Beberapa pemimpin partai oposisi juga mendesak para pendukung mereka untuk mempersiapkan mobilisasi massa. Mantan menteri lainnya, Murad Saeed, mengatakan dalam wawancara televisi, polisi telah mengeluarkan perintah penangkapan Khan. Namun kepolisian Islamabad menolak berkomentar soal pernyataan Saeed.
Sementara itu ajudan Khan, Fawad Chaudhry, mengatakan partai telah mengajukan jaminan agar Khan tak ditangkap.

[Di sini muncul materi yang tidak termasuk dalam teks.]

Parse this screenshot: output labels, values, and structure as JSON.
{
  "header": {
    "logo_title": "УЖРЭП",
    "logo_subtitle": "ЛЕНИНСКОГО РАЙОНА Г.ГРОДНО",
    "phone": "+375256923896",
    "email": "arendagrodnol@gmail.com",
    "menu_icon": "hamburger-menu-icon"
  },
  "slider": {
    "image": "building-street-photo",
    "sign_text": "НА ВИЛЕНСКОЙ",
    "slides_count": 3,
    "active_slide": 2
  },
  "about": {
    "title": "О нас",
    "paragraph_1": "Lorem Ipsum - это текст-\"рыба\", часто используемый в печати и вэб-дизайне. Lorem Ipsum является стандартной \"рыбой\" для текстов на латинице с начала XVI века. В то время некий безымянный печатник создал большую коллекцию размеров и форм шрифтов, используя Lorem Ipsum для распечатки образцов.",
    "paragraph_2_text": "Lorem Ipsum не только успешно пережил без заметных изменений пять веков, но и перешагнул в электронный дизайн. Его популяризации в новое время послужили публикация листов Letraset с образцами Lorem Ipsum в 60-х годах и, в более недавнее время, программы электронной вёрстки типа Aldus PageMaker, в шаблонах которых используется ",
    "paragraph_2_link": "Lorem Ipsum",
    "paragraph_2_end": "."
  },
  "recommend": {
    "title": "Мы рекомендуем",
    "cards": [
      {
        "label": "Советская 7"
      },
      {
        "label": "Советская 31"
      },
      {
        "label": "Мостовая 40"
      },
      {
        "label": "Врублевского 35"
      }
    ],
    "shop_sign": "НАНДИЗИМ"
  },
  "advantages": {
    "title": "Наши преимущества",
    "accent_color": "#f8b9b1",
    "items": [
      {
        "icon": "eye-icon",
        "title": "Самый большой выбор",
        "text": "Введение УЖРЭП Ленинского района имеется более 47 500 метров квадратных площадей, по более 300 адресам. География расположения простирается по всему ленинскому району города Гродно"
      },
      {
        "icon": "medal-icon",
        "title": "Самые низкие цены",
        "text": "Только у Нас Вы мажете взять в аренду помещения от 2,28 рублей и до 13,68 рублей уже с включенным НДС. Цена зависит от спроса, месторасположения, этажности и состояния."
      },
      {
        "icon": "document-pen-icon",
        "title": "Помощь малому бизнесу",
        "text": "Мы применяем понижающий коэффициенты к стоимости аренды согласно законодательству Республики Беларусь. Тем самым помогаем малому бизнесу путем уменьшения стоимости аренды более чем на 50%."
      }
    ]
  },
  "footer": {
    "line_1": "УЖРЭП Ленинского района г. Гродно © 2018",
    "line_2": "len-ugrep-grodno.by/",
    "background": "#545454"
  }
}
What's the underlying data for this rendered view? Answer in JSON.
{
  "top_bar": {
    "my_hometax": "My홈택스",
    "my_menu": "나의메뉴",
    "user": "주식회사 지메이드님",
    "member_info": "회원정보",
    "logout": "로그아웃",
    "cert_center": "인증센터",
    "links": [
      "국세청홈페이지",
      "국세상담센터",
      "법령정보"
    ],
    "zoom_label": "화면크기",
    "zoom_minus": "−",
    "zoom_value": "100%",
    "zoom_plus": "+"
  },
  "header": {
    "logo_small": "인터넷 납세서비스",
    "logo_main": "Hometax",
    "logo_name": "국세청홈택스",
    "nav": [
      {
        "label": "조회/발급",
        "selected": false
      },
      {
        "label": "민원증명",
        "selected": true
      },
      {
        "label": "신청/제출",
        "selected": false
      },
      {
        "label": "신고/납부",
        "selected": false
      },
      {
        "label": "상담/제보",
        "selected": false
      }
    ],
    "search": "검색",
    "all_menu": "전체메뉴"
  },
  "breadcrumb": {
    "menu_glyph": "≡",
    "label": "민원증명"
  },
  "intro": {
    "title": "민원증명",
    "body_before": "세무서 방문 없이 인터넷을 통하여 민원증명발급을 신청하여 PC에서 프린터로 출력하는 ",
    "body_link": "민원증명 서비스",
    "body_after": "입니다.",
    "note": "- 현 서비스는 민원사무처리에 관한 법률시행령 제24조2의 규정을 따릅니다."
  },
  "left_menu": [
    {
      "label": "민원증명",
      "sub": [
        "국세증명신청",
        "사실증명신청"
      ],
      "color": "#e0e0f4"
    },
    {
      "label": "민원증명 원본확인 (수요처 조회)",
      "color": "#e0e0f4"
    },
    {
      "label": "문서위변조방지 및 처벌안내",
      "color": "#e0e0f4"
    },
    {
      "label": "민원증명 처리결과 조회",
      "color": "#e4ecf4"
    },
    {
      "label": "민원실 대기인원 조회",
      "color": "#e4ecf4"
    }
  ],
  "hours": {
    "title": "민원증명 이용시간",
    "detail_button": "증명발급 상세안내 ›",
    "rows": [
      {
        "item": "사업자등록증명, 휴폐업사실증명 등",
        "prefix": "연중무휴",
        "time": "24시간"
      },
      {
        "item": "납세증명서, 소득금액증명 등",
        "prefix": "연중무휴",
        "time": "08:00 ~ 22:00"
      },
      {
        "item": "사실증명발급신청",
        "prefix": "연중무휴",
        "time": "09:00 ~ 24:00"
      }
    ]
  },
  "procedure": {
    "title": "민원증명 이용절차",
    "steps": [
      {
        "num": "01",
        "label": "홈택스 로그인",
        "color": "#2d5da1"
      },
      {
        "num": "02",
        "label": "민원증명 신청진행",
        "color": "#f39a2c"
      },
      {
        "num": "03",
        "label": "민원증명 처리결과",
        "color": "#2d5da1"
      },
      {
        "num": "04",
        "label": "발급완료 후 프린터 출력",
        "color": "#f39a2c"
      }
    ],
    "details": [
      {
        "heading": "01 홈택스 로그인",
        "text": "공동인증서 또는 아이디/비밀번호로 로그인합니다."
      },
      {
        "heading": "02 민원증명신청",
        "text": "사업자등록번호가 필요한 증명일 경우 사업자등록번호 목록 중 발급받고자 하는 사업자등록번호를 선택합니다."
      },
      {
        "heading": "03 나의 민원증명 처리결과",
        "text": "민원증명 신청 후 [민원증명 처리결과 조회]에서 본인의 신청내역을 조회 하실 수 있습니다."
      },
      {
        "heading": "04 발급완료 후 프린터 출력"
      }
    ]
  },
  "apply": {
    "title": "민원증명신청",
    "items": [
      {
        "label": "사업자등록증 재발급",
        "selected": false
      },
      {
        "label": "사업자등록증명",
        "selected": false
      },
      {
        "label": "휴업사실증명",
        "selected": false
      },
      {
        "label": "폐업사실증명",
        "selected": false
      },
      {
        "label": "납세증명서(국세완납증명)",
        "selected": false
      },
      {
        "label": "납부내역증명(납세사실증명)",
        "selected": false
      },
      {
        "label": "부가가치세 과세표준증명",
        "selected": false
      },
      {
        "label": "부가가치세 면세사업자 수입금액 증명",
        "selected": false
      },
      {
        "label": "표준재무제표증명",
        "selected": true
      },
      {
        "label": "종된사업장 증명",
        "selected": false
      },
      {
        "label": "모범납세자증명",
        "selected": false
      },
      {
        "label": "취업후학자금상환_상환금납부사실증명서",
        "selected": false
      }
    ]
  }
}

Penggunaan UU anti-terorisme sebagai dasar untuk menjerat para pemimpin politik bukan hal aneh di Pakistan. Saat berkuasa Khan juga menggunakan alat ini untuk memperkarakan lawan politik serta aktivis.
Khan juga mengungkapkan kekecewaan terhadap militer karena tidak membelanya saat digulingkan dari pemerintahan. Dia menduh penggulingannya bagian dari konspirasi Amerika Serikat, namun dibantah Gedung Putih.